Jennifer and Dave are responsible for ensuring that millions of dollars are properly accounted for. They are trusted with sensitive and confidential information. They are highly educated, experienced, and respected, and they have a proven track record of performance at their organizations. But they are not allowed to choose to work remotely in the mornings and schedule meetings at the office in the afternoon, or to take a 2-hour lunch on Wednesday but a half-hour lunch on Thursday.
If this seems absurd, that’s because it is absurd. Jennifer and Dave are not in primary school. There is no place for a “best attendance” or “never tardy” award at work. We go to school as children to learn how to behave as adults; surely once we are old enough to vote, we should be judged on our productivity and performance, not on our ability to follow arbitrary rules.
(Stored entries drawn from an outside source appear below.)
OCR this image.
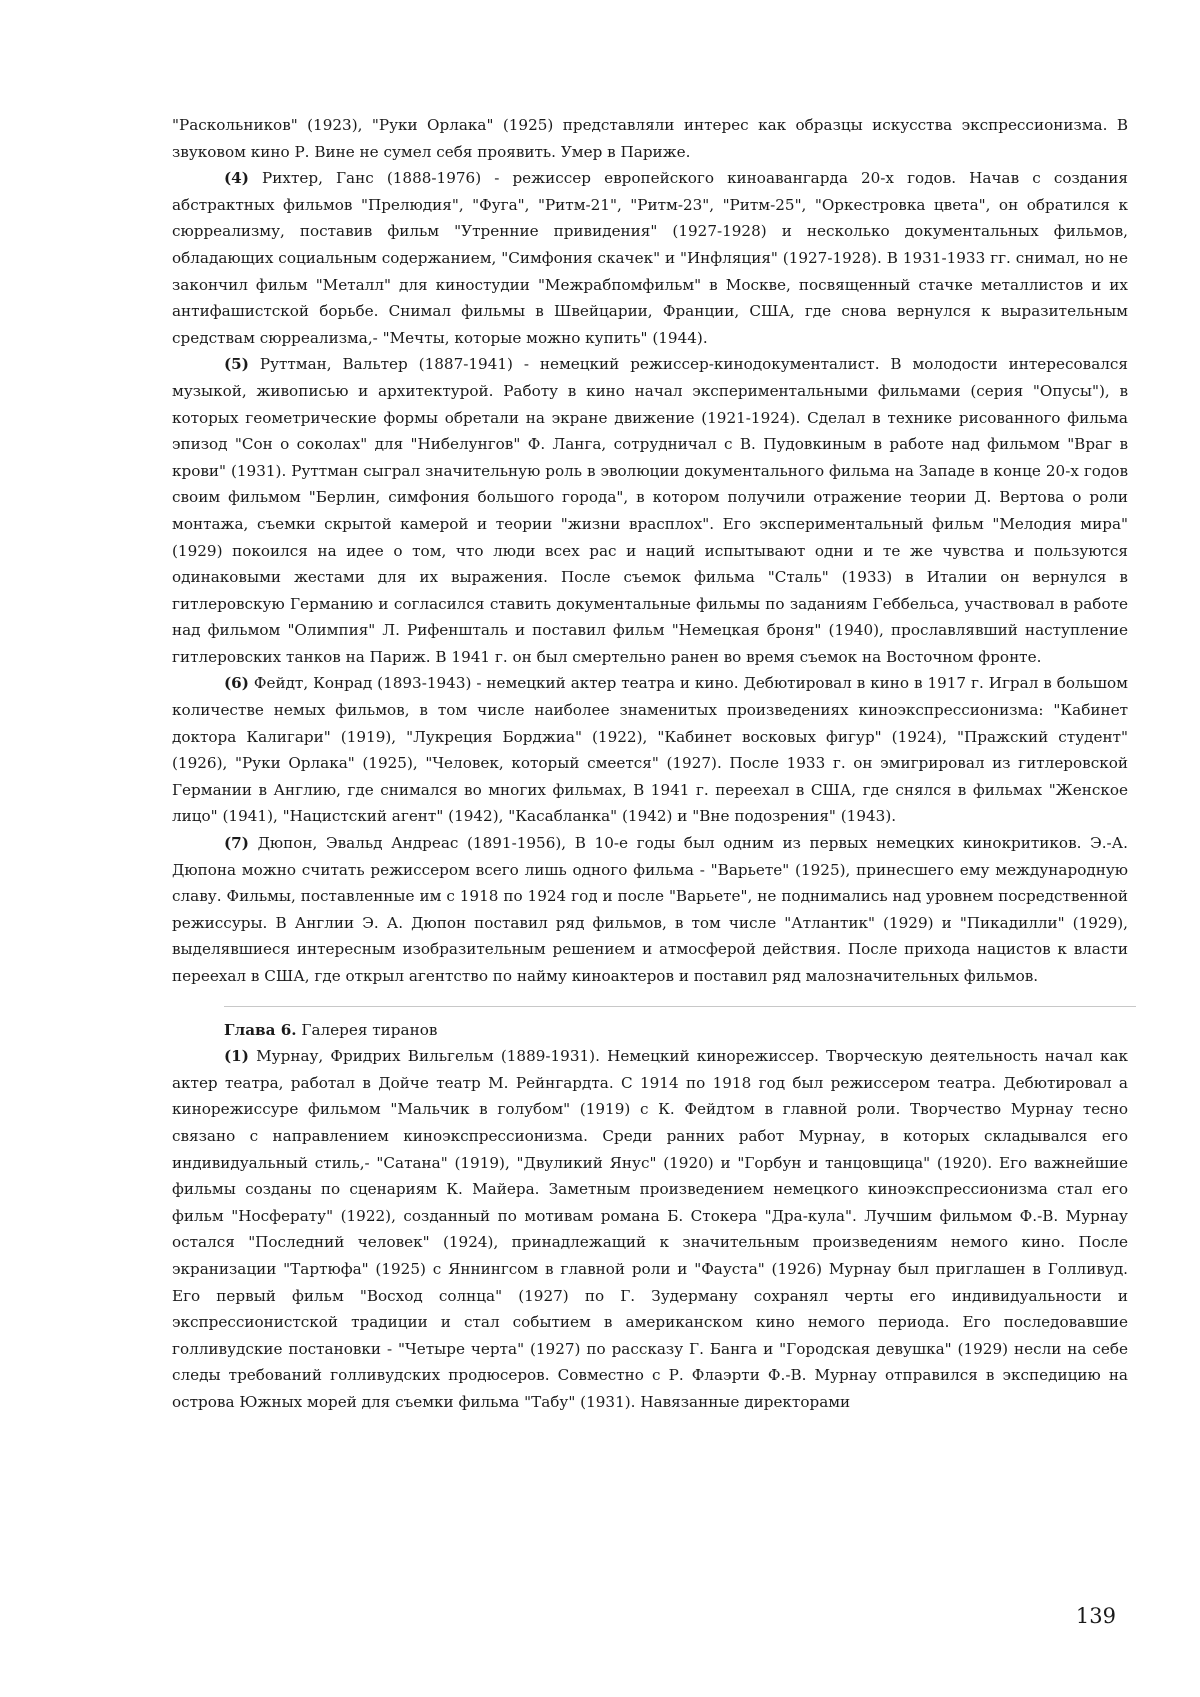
"Раскольников" (1923), "Руки Орлака" (1925) представляли интерес как образцы искусства экспрессионизма. В звуковом кино Р. Вине не сумел себя проявить. Умер в Париже.

(4) Рихтер, Ганс (1888-1976) - режиссер европейского киноавангарда 20-х годов. Начав с создания абстрактных фильмов "Прелюдия", "Фуга", "Ритм-21", "Ритм-23", "Ритм-25", "Оркестровка цвета", он обратился к сюрреализму, поставив фильм "Утренние привидения" (1927-1928) и несколько документальных фильмов, обладающих социальным содержанием, "Симфония скачек" и "Инфляция" (1927-1928). В 1931-1933 гг. снимал, но не закончил фильм "Металл" для киностудии "Межрабпомфильм" в Москве, посвященный стачке металлистов и их антифашистской борьбе. Снимал фильмы в Швейцарии, Франции, США, где снова вернулся к выразительным средствам сюрреализма,- "Мечты, которые можно купить" (1944).

(5) Руттман, Вальтер (1887-1941) - немецкий режиссер-кинодокументалист. В молодости интересовался музыкой, живописью и архитектурой. Работу в кино начал экспериментальными фильмами (серия "Опусы"), в которых геометрические формы обретали на экране движение (1921-1924). Сделал в технике рисованного фильма эпизод "Сон о соколах" для "Нибелунгов" Ф. Ланга, сотрудничал с В. Пудовкиным в работе над фильмом "Враг в крови" (1931). Руттман сыграл значительную роль в эволюции документального фильма на Западе в конце 20-х годов своим фильмом "Берлин, симфония большого города", в котором получили отражение теории Д. Вертова о роли монтажа, съемки скрытой камерой и теории "жизни врасплох". Его экспериментальный фильм "Мелодия мира" (1929) покоился на идее о том, что люди всех рас и наций испытывают одни и те же чувства и пользуются одинаковыми жестами для их выражения. После съемок фильма "Сталь" (1933) в Италии он вернулся в гитлеровскую Германию и согласился ставить документальные фильмы по заданиям Геббельса, участвовал в работе над фильмом "Олимпия" Л. Рифеншталь и поставил фильм "Немецкая броня" (1940), прославлявший наступление гитлеровских танков на Париж. В 1941 г. он был смертельно ранен во время съемок на Восточном фронте.

(6) Фейдт, Конрад (1893-1943) - немецкий актер театра и кино. Дебютировал в кино в 1917 г. Играл в большом количестве немых фильмов, в том числе наиболее знаменитых произведениях киноэкспрессионизма: "Кабинет доктора Калигари" (1919), "Лукреция Борджиа" (1922), "Кабинет восковых фигур" (1924), "Пражский студент" (1926), "Руки Орлака" (1925), "Человек, который смеется" (1927). После 1933 г. он эмигрировал из гитлеровской Германии в Англию, где снимался во многих фильмах, В 1941 г. переехал в США, где снялся в фильмах "Женское лицо" (1941), "Нацистский агент" (1942), "Касабланка" (1942) и "Вне подозрения" (1943).

(7) Дюпон, Эвальд Андреас (1891-1956), В 10-е годы был одним из первых немецких кинокритиков. Э.-А. Дюпона можно считать режиссером всего лишь одного фильма - "Варьете" (1925), принесшего ему международную славу. Фильмы, поставленные им с 1918 по 1924 год и после "Варьете", не поднимались над уровнем посредственной режиссуры. В Англии Э. А. Дюпон поставил ряд фильмов, в том числе "Атлантик" (1929) и "Пикадилли" (1929), выделявшиеся интересным изобразительным решением и атмосферой действия. После прихода нацистов к власти переехал в США, где открыл агентство по найму киноактеров и поставил ряд малозначительных фильмов.

Глава 6. Галерея тиранов

(1) Мурнау, Фридрих Вильгельм (1889-1931). Немецкий кинорежиссер. Творческую деятельность начал как актер театра, работал в Дойче театр М. Рейнгардта. С 1914 по 1918 год был режиссером театра. Дебютировал а кинорежиссуре фильмом "Мальчик в голубом" (1919) с К. Фейдтом в главной роли. Творчество Мурнау тесно связано с направлением киноэкспрессионизма. Среди ранних работ Мурнау, в которых складывался его индивидуальный стиль,- "Сатана" (1919), "Двуликий Янус" (1920) и "Горбун и танцовщица" (1920). Его важнейшие фильмы созданы по сценариям К. Майера. Заметным произведением немецкого киноэкспрессионизма стал его фильм "Носферату" (1922), созданный по мотивам романа Б. Стокера "Дра-кула". Лучшим фильмом Ф.-В. Мурнау остался "Последний человек" (1924), принадлежащий к значительным произведениям немого кино. После экранизации "Тартюфа" (1925) с Яннингсом в главной роли и "Фауста" (1926) Мурнау был приглашен в Голливуд. Его первый фильм "Восход солнца" (1927) по Г. Зудерману сохранял черты его индивидуальности и экспрессионистской традиции и стал событием в американском кино немого периода. Его последовавшие голливудские постановки - "Четыре черта" (1927) по рассказу Г. Банга и "Городская девушка" (1929) несли на себе следы требований голливудских продюсеров. Совместно с Р. Флаэрти Ф.-В. Мурнау отправился в экспедицию на острова Южных морей для съемки фильма "Табу" (1931). Навязанные директорами

139
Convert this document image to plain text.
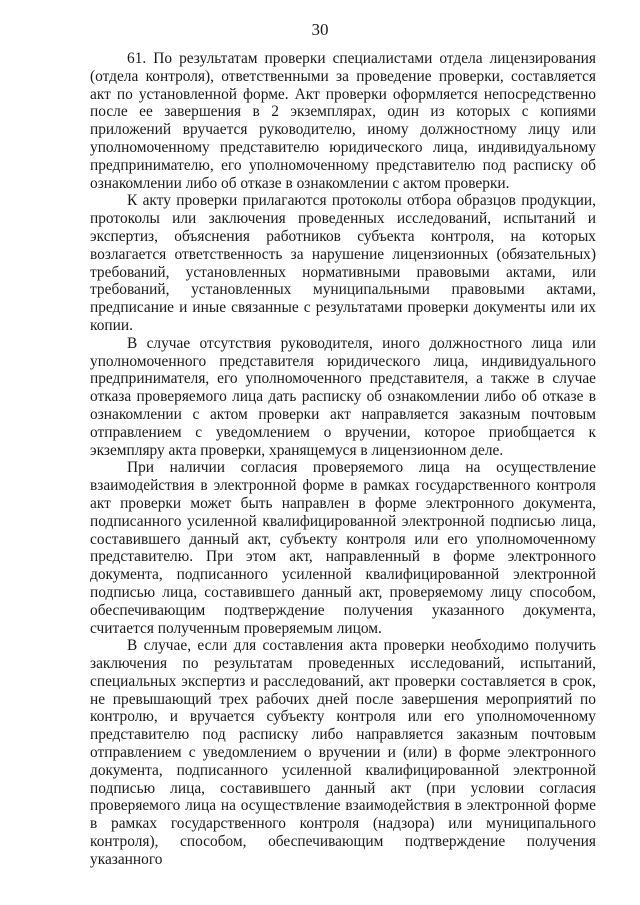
30

61. По результатам проверки специалистами отдела лицензирования (отдела контроля), ответственными за проведение проверки, составляется акт по установленной форме. Акт проверки оформляется непосредственно после ее завершения в 2 экземплярах, один из которых с копиями приложений вручается руководителю, иному должностному лицу или уполномоченному представителю юридического лица, индивидуальному предпринимателю, его уполномоченному представителю под расписку об ознакомлении либо об отказе в ознакомлении с актом проверки.

К акту проверки прилагаются протоколы отбора образцов продукции, протоколы или заключения проведенных исследований, испытаний и экспертиз, объяснения работников субъекта контроля, на которых возлагается ответственность за нарушение лицензионных (обязательных) требований, установленных нормативными правовыми актами, или требований, установленных муниципальными правовыми актами, предписание и иные связанные с результатами проверки документы или их копии.

В случае отсутствия руководителя, иного должностного лица или уполномоченного представителя юридического лица, индивидуального предпринимателя, его уполномоченного представителя, а также в случае отказа проверяемого лица дать расписку об ознакомлении либо об отказе в ознакомлении с актом проверки акт направляется заказным почтовым отправлением с уведомлением о вручении, которое приобщается к экземпляру акта проверки, хранящемуся в лицензионном деле.

При наличии согласия проверяемого лица на осуществление взаимодействия в электронной форме в рамках государственного контроля акт проверки может быть направлен в форме электронного документа, подписанного усиленной квалифицированной электронной подписью лица, составившего данный акт, субъекту контроля или его уполномоченному представителю. При этом акт, направленный в форме электронного документа, подписанного усиленной квалифицированной электронной подписью лица, составившего данный акт, проверяемому лицу способом, обеспечивающим подтверждение получения указанного документа, считается полученным проверяемым лицом.

В случае, если для составления акта проверки необходимо получить заключения по результатам проведенных исследований, испытаний, специальных экспертиз и расследований, акт проверки составляется в срок, не превышающий трех рабочих дней после завершения мероприятий по контролю, и вручается субъекту контроля или его уполномоченному представителю под расписку либо направляется заказным почтовым отправлением с уведомлением о вручении и (или) в форме электронного документа, подписанного усиленной квалифицированной электронной подписью лица, составившего данный акт (при условии согласия проверяемого лица на осуществление взаимодействия в электронной форме в рамках государственного контроля (надзора) или муниципального контроля), способом, обеспечивающим подтверждение получения указанного
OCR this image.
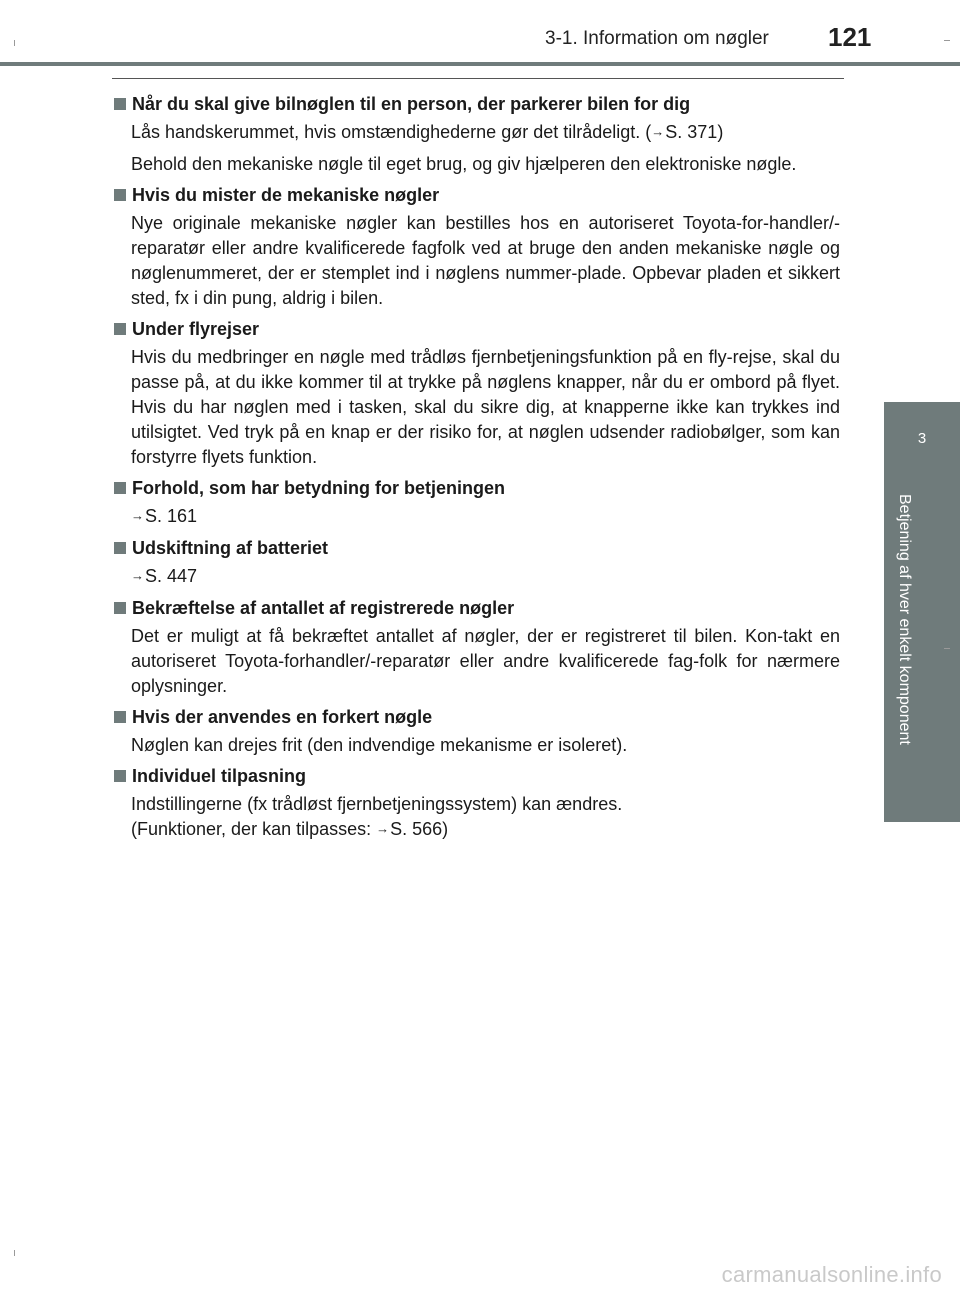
3-1. Information om nøgler 121
3
Betjening af hver enkelt komponent
Når du skal give bilnøglen til en person, der parkerer bilen for dig
Lås handskerummet, hvis omstændighederne gør det tilrådeligt. (→S. 371)
Behold den mekaniske nøgle til eget brug, og giv hjælperen den elektroniske nøgle.
Hvis du mister de mekaniske nøgler
Nye originale mekaniske nøgler kan bestilles hos en autoriseret Toyota-for-handler/-reparatør eller andre kvalificerede fagfolk ved at bruge den anden mekaniske nøgle og nøglenummeret, der er stemplet ind i nøglens nummer-plade. Opbevar pladen et sikkert sted, fx i din pung, aldrig i bilen.
Under flyrejser
Hvis du medbringer en nøgle med trådløs fjernbetjeningsfunktion på en fly-rejse, skal du passe på, at du ikke kommer til at trykke på nøglens knapper, når du er ombord på flyet. Hvis du har nøglen med i tasken, skal du sikre dig, at knapperne ikke kan trykkes ind utilsigtet. Ved tryk på en knap er der risiko for, at nøglen udsender radiobølger, som kan forstyrre flyets funktion.
Forhold, som har betydning for betjeningen
→S. 161
Udskiftning af batteriet
→S. 447
Bekræftelse af antallet af registrerede nøgler
Det er muligt at få bekræftet antallet af nøgler, der er registreret til bilen. Kon-takt en autoriseret Toyota-forhandler/-reparatør eller andre kvalificerede fag-folk for nærmere oplysninger.
Hvis der anvendes en forkert nøgle
Nøglen kan drejes frit (den indvendige mekanisme er isoleret).
Individuel tilpasning
Indstillingerne (fx trådløst fjernbetjeningssystem) kan ændres.
(Funktioner, der kan tilpasses: →S. 566)
carmanualsonline.info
Jennifer and Dave may have spouses, or they may not. They may have kids, or they may not. Their reasons for wanting to start or leave work early one day and late the next, or for wanting to work from home one afternoon and in the office the next, are irrelevant. Instead, just as they are responsible for getting their jobs done, Jennifer and Dave should also be responsible for defining the parameters in which that happens (and effectively communicating those parameters with their colleagues). All that should matter is that they do their jobs and do them well.
That’s what should matter. In reality, Jennifer and Dave’s inane circumstances are the norm in too many workplaces across the U.S.
Organizations put a huge amount of time, energy, and money into hiring qualified and motivated employees. Jennifer and Dave are particularly accomplished, but once a company hires any staff member, the company has judged that person competent and capable of doing his or her job. If that person proves the company right, then he or she does not deserve to be treated as child.
Clearly, not every job can accommodate consistent remote work, longer lunch hours, late starts, or early finishes. If Dave were a nurse, or a teacher, he couldn’t arbitrarily decide to work remotely one afternoon. If Jennifer were a chef, or a bank teller, she couldn’t just leave work early one day while customers waited to be served. But as a nurse, or a teacher, or a chef, or a bank teller, Dave and Jennifer would be fully aware of what their jobs entail. They would not need to be taught what it will be like at work when they grow up one day. And if the restaurant had a slow night, or the doctor’s office had no patients scheduled for the following morning, then surely chef Jennifer and nurse Dave could judge for themselves whether it would be feasible or appropriate for them to arrive a little late or leave a little early .
At its core, flexibility at work is about respect. Imagine what we could accomplish if we were all treated like adults.